The Honey Smoked Fish Company clearly wants to convince more people to try smoked salmon.  Lately, the radio advertising for Honey Smoked Salmon has been coming fast and furious, so I had to try it.  The saturation advertising seems to be working, because the display in the local grocery store was stripped bare the first time I went to buy some.

Despite the name, Honey Smoked Salmon isn’t super sweet.  It has a very pleasant slightly smokey flavor, and is flakey and tasty.  It would be very easy to use to make a sandwich, top a half bagel for breakfast, stuff into a pita or just eat with a fork for a snack.

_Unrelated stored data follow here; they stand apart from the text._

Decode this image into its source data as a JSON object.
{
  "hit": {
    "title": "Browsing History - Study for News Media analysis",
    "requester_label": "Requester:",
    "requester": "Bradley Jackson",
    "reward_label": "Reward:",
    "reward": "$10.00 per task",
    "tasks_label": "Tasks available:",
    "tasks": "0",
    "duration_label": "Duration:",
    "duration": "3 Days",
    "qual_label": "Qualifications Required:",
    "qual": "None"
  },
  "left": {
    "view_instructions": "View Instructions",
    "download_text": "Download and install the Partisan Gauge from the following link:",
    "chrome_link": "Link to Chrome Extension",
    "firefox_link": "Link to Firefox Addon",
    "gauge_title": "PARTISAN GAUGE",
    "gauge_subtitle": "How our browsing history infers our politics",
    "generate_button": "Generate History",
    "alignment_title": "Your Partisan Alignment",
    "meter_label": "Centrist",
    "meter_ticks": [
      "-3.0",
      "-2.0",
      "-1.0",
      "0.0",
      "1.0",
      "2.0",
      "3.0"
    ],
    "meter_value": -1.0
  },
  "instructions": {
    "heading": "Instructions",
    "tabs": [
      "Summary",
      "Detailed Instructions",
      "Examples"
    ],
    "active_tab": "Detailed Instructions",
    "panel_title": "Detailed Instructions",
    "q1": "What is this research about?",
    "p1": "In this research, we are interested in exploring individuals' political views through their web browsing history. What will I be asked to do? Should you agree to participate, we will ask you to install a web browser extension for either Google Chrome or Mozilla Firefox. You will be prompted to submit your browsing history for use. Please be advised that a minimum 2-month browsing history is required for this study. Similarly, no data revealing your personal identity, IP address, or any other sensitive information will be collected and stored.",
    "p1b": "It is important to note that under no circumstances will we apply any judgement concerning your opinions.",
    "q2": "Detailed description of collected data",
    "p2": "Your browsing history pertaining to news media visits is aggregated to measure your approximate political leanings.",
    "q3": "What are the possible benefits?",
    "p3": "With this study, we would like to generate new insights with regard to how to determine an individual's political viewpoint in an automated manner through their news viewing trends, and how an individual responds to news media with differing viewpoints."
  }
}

The problem is the sketchy advertising claims.  Salmon already has a major health halo.  Why would a company selling a healthy convenient product need to resort to half-truth, or outright misinterpretation or misrepresentation of research to sell their smoked salmon?  Consider these claims:

  1. Salmon is a safer source of omega-3 fats.  Safer?  Than what?  How so?  What evidence do you have to make that statement?  Answer: none.  There is no known safety issue.  Ignore that claim.
  2. Ditch the sugary cereals and give your kids smoked salmon for breakfast, because it’s a great source of energy.  Wrong.  Salmon is packed with protein.  Metabolizing and burning protein for energy is a waste of a valuable nutrient — protein.  The best energy source is carbohydrates, and salmon has none.  So while there’s nothing wrong with ditching sugary cereals, don’t think of salmon as an energy food.  The best effect for kids is that the high protein content of salmon keeps them from getting hungry before lunchtime.
  3. Gluten free!  Oh please.  First problem: they’re playing into gluten fear-mongering hysteria to hawk a product.  Second problem: no fish that ever lived contained gluten.  Nor any other animal or animal-sourced food.

Of course, you don’t have to buy Honey Smoked Salmon to get those benefits.  Other smoked salmon will do.  But this product does taste good and so if the price is right and you like salmon, it’s worth a try.  Just tune out the factoid advertising claims.